Obama called the plan to liberate Iraq an “attempt by political hacks like Karl Rove to distract us.” And he warned that it “will only fan the flames of the Middle East, and encourage the worst, rather than best, impulses of the Arab world, and strengthen the recruitment arm of al-Qaida.”
Goading the then-commander in chief, Obama said: “You want a fight, President Bush? Let’s fight to make sure that the U.N. (nuclear) inspectors can do their work … let’s fight to make sure our so-called allies in the Middle East, the Saudis and the Egyptians, stop oppressing their own people.”

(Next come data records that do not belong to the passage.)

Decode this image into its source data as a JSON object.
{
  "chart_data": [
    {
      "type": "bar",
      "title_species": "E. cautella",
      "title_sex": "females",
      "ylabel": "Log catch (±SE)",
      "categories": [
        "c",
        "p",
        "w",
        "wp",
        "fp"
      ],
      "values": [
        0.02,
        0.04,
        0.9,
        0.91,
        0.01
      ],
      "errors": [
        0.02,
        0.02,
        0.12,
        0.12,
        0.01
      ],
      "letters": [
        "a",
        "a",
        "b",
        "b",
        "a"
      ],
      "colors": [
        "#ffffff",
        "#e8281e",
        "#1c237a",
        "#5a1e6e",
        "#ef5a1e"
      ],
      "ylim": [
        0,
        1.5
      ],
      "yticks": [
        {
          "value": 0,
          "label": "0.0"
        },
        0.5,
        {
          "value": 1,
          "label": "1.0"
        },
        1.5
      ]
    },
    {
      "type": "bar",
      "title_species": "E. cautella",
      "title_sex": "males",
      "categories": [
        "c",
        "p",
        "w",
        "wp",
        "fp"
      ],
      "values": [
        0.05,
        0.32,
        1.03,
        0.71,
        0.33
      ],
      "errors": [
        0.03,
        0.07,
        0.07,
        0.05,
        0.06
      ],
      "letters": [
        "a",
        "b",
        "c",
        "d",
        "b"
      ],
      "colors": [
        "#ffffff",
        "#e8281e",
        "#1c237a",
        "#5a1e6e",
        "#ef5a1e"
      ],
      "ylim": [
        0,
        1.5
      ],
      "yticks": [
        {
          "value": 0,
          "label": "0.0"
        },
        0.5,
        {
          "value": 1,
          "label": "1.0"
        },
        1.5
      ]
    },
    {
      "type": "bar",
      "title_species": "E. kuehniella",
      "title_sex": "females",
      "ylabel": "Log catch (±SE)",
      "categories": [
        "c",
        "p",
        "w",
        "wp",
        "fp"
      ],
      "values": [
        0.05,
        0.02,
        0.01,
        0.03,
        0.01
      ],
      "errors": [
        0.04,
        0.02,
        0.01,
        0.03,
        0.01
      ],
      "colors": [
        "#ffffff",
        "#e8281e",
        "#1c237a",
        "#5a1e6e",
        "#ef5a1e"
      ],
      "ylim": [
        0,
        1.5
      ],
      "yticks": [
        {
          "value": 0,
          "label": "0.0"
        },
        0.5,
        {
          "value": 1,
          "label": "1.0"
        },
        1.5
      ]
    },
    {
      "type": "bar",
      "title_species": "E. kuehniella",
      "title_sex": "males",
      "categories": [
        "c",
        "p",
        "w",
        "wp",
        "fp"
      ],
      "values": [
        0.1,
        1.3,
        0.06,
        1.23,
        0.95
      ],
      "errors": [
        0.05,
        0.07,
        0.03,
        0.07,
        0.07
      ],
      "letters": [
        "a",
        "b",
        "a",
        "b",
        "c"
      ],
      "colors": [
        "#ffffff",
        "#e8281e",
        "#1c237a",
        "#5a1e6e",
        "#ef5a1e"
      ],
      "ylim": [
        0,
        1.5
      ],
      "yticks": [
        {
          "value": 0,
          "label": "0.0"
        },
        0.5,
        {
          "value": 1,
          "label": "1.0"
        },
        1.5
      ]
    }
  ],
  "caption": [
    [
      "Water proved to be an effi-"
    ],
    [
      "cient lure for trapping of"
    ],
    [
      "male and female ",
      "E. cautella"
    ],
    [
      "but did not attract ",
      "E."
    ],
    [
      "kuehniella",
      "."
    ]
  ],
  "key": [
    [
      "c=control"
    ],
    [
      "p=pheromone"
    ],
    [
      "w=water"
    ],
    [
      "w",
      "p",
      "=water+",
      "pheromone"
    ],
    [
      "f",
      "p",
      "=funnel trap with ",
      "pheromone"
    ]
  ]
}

Today, after two years of President Obama, our “so-called allies” like Egypt are destabilized, or threatened, and in danger of becoming enemies — nothing “so-called” about it.
Turns out that if it hadn’t been for those “armchair warriors” and their “dumb war” in Iraq, Libya might well be a nuclear weapons power today. All the U.N. inspectors in the world wouldn’t be able to stop Gadhafi from using atomic and chemical weapons to slaughter tens or even hundreds of thousands of his own people to keep himself in power, instead of just conventional weapons to kill a fraction of that number.